Principal component analysis (PCA) was carried out to extract the most significant components and further categorized the variation among Class III subjects. PCA transforms the shape variables mathematically to create a new set of independent variables, known as principal components (PC), that carries all the original shape information. Each PC describes its distinctive shape variation of the study subjects [31]. The first PC (PC1) accounts for the most variance of the MS while PC2 has lesser variance and so on. Further analysis will be based on the first few PCs that accounts for most of the total variance. Procrustes ANOVA assessed the effect of age groups on MS variation. Canonical variate analysis (CVA) assessed the shape differences among gonial groups. It compared the group pairwise differences and produced a scatter plot which enables visualization of the shape variation between the groups. CVA produced a set of new variables, called canonical variate (CV), which accounts for the maximum amount of among-group variance relative to within-group variance, by assuming that the groups all share the same covariance matrix. Mahalanobis distances were used to measure the mean shape differences between groups. P-value was calculated based on 10,000 permutations. Alpha level for all statistical analyses was set at 0.05.

Measurement error

Intra-examiner and inter-examiner reliability were carried out on 26 randomly selected LCR at 2 weeks apart to ensure LCR tracing and landmark placement accuracy. For LCR tracing, intraclass correlation coefficients test (ICC) showed above 0.95 and above 0.89, both intra and inter-reliability tests, respectively. ICCs for landmark placement also showed high degree of reliability with 0.999 for x coordinates and 0.987 for y coordinates.

A total of 254 LCR were included in this study. The mean age of subjects was 21.78±5.95 years old. The sample consisted of 94 (37.0%) males and 160 (63.0%) females with mean ANB values of –2.44±2.31. More than half of subjects 132 (52.0%) had retroclined lower incisors whereas 122 (48.0%) had upright lower incisors. Majority (45.7%) had average gonial angle at 124.96°±2.97°, 29.5% had high gonial angle at 133.99°±3.29° and 24.8% had low gonial angle at 114.59°±3.62°.

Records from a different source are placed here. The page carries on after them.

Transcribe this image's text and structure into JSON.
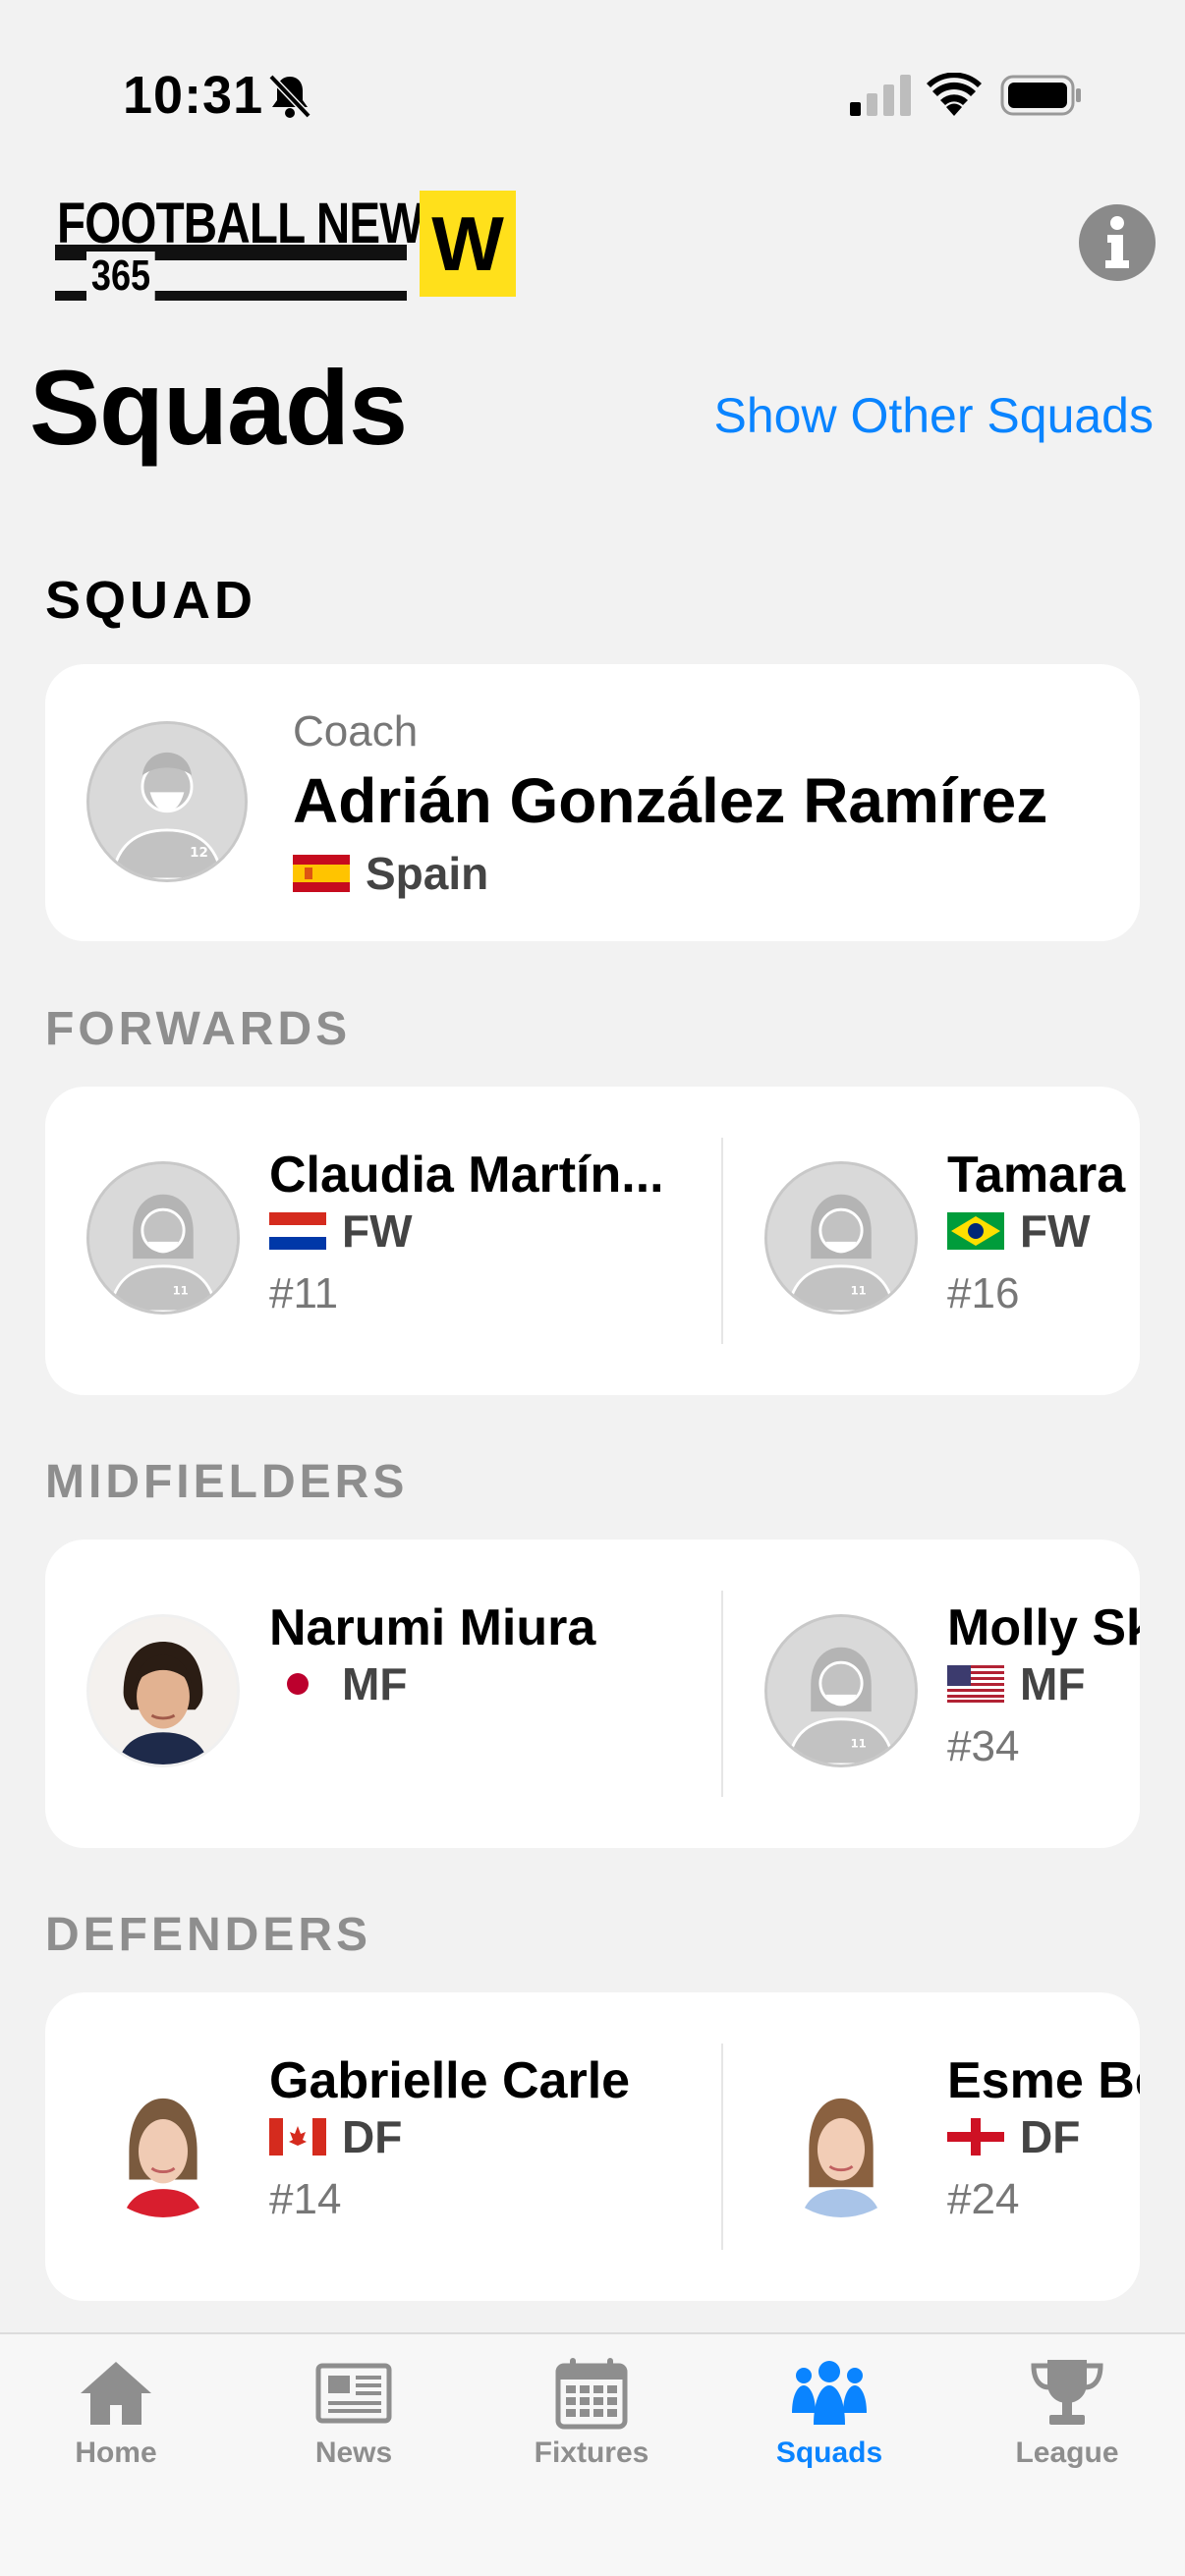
{
  "status": {
    "time": "10:31"
  },
  "header": {
    "logo_line1": "FOOTBALL NEWS",
    "logo_line2": "365",
    "logo_badge": "W",
    "page_title": "Squads",
    "show_other_label": "Show Other Squads"
  },
  "squad": {
    "section_label": "SQUAD",
    "coach": {
      "role": "Coach",
      "name": "Adrián González Ramírez",
      "country": "Spain",
      "flag_icon": "spain-flag-icon"
    }
  },
  "forwards": {
    "section_label": "FORWARDS",
    "players": [
      {
        "name": "Claudia Martín...",
        "position": "FW",
        "number": "#11",
        "flag_icon": "paraguay-flag-icon"
      },
      {
        "name": "Tamara",
        "position": "FW",
        "number": "#16",
        "flag_icon": "brazil-flag-icon"
      }
    ]
  },
  "midfielders": {
    "section_label": "MIDFIELDERS",
    "players": [
      {
        "name": "Narumi Miura",
        "position": "MF",
        "number": "",
        "flag_icon": "japan-flag-icon"
      },
      {
        "name": "Molly Sk",
        "position": "MF",
        "number": "#34",
        "flag_icon": "usa-flag-icon"
      }
    ]
  },
  "defenders": {
    "section_label": "DEFENDERS",
    "players": [
      {
        "name": "Gabrielle Carle",
        "position": "DF",
        "number": "#14",
        "flag_icon": "canada-flag-icon"
      },
      {
        "name": "Esme Be",
        "position": "DF",
        "number": "#24",
        "flag_icon": "england-flag-icon"
      }
    ]
  },
  "tabs": [
    {
      "label": "Home",
      "icon": "home-icon",
      "active": false
    },
    {
      "label": "News",
      "icon": "news-icon",
      "active": false
    },
    {
      "label": "Fixtures",
      "icon": "calendar-icon",
      "active": false
    },
    {
      "label": "Squads",
      "icon": "people-icon",
      "active": true
    },
    {
      "label": "League",
      "icon": "trophy-icon",
      "active": false
    }
  ],
  "colors": {
    "accent": "#0a84ff",
    "badge_yellow": "#ffe01b",
    "muted": "#8e8e8e"
  }
}
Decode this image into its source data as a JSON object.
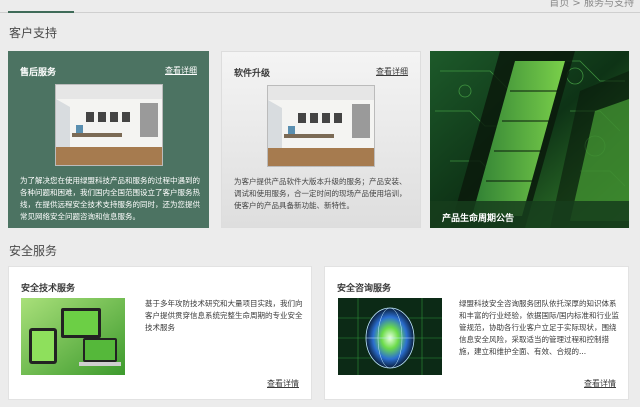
{
  "breadcrumb": "首页 > 服务与支持",
  "sections": {
    "support_title": "客户支持",
    "security_title": "安全服务"
  },
  "support_cards": [
    {
      "title": "售后服务",
      "more": "查看详细",
      "desc": "为了解决您在使用绿盟科技产品和服务的过程中遇到的各种问题和困难，我们国内全国范围设立了客户服务热线，在提供远程安全技术支持服务的同时，还为您提供常见网络安全问题咨询和信息服务。"
    },
    {
      "title": "软件升级",
      "more": "查看详细",
      "desc": "为客户提供产品软件大版本升级的服务；产品安装、调试和使用服务，合一定时间的现场产品使用培训，使客户的产品具备新功能、新特性。"
    },
    {
      "title": "产品生命周期公告"
    }
  ],
  "security_cards": [
    {
      "title": "安全技术服务",
      "more": "查看详情",
      "desc": "基于多年攻防技术研究和大量项目实践，我们向客户提供贯穿信息系统完整生命周期的专业安全技术服务"
    },
    {
      "title": "安全咨询服务",
      "more": "查看详情",
      "desc": "绿盟科技安全咨询服务团队依托深厚的知识体系和丰富的行业经验，依据国际/国内标准和行业监管规范，协助各行业客户立足于实际现状，围绕信息安全风险，采取适当的管理过程和控制措施，建立和维护全面、有效、合规的..."
    }
  ],
  "colors": {
    "accent_green": "#4c7362",
    "link_dark": "#3a3a3a"
  }
}
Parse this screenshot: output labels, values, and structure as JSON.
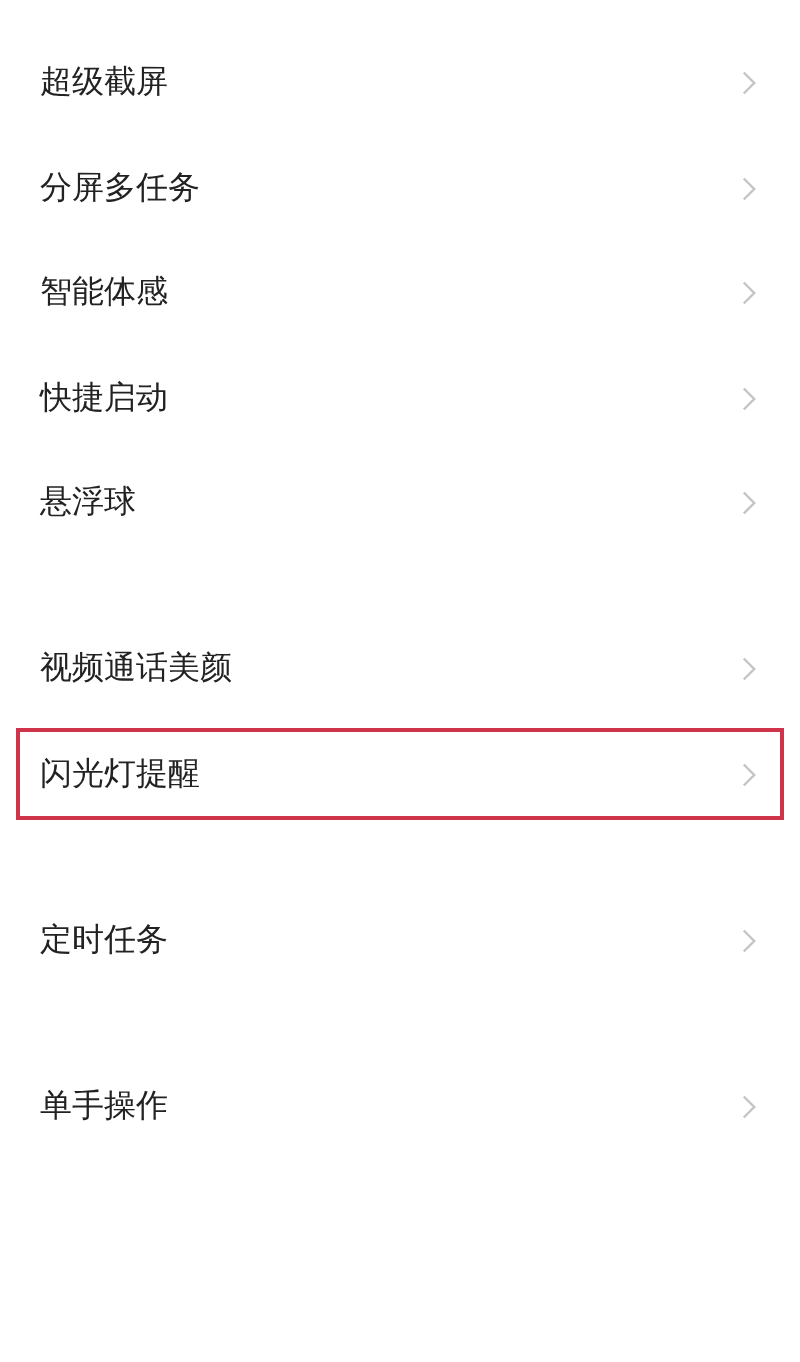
{
  "groups": [
    {
      "items": [
        {
          "label": "超级截屏",
          "highlighted": false
        },
        {
          "label": "分屏多任务",
          "highlighted": false
        },
        {
          "label": "智能体感",
          "highlighted": false
        },
        {
          "label": "快捷启动",
          "highlighted": false
        },
        {
          "label": "悬浮球",
          "highlighted": false
        }
      ]
    },
    {
      "items": [
        {
          "label": "视频通话美颜",
          "highlighted": false
        },
        {
          "label": "闪光灯提醒",
          "highlighted": true
        }
      ]
    },
    {
      "items": [
        {
          "label": "定时任务",
          "highlighted": false
        }
      ]
    },
    {
      "items": [
        {
          "label": "单手操作",
          "highlighted": false
        }
      ]
    }
  ]
}
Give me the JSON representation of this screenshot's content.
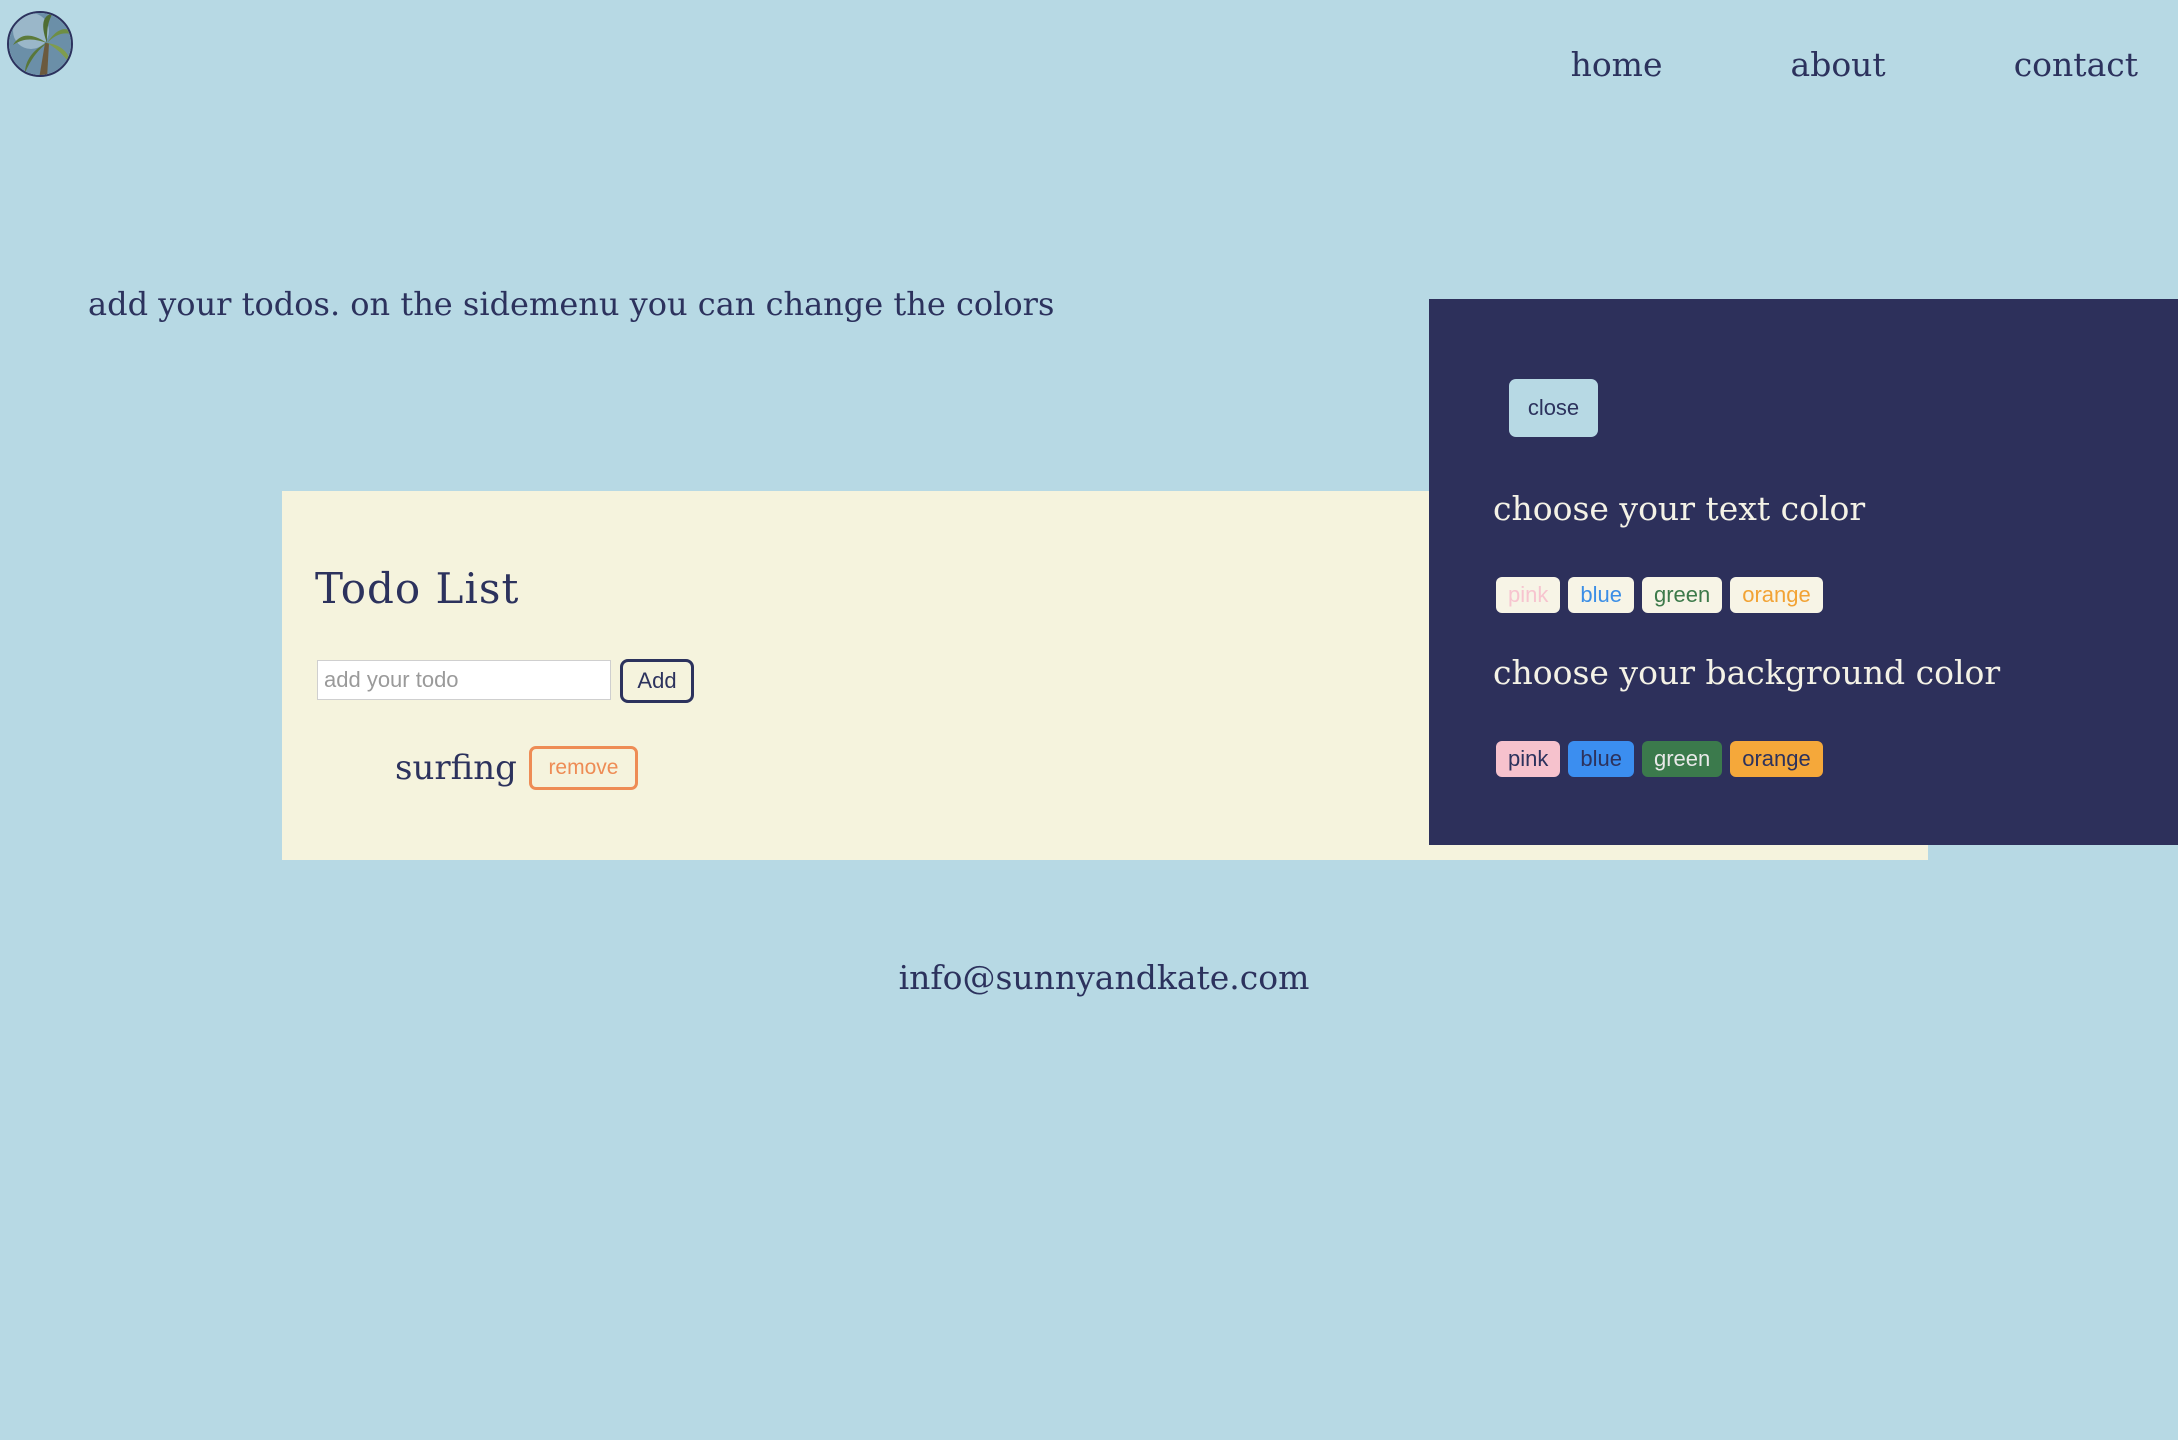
{
  "nav": {
    "home": "home",
    "about": "about",
    "contact": "contact"
  },
  "intro": "add your todos. on the sidemenu you can change the colors",
  "todo": {
    "title": "Todo List",
    "input_placeholder": "add your todo",
    "input_value": "",
    "add_label": "Add",
    "items": [
      {
        "text": "surfing",
        "remove_label": "remove"
      }
    ]
  },
  "sidemenu": {
    "close_label": "close",
    "text_color_heading": "choose your text color",
    "background_color_heading": "choose your background color",
    "text_colors": [
      {
        "label": "pink",
        "text": "#f7c4cf",
        "bg": "#f7f4e6"
      },
      {
        "label": "blue",
        "text": "#3b8ee6",
        "bg": "#f7f4e6"
      },
      {
        "label": "green",
        "text": "#3d7a4a",
        "bg": "#f7f4e6"
      },
      {
        "label": "orange",
        "text": "#f2a335",
        "bg": "#f7f4e6"
      }
    ],
    "background_colors": [
      {
        "label": "pink",
        "text": "#2c325d",
        "bg": "#f6c2cd"
      },
      {
        "label": "blue",
        "text": "#2c325d",
        "bg": "#3b8ef0"
      },
      {
        "label": "green",
        "text": "#e9e9e9",
        "bg": "#3b7a4c"
      },
      {
        "label": "orange",
        "text": "#2c325d",
        "bg": "#f5a83a"
      }
    ]
  },
  "footer": {
    "email": "info@sunnyandkate.com"
  },
  "colors": {
    "page_background": "#b7d9e4",
    "text": "#2c325d",
    "card_background": "#f5f3dd",
    "sidemenu_background": "#2d305b",
    "remove_accent": "#ee8c55"
  }
}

Generalised procrustes analysis

GPA produced the scatter of landmarks, showing the superimposition of x and y coordinates of each landmark on MS (Fig. 2). The blue dot is the acquired mean position and orientation of MS. The blue circle encompassing landmarks (numbered in red) indicate landmark variation of the 254 samples. The shape variation of the MS was most pronounced at the lingual surface of the basal part (landmark 6), as the landmarks were clustered in an elongated oval shape. Vertical variation was also observed at the alveolar part of MS (landmark 1, 2, and 9). In contrast, landmark 4 (menton), 5 (gnathion) and 7 (the most posterior inferior point of bony chin) showed the least variation as the landmarks were clustered in a near-circular shape.

Figure 2. Procrustes superimposition of 254 samples. The blue circle encompassing landmarks (numbered in red) indicate landmark variation of the 254 samples.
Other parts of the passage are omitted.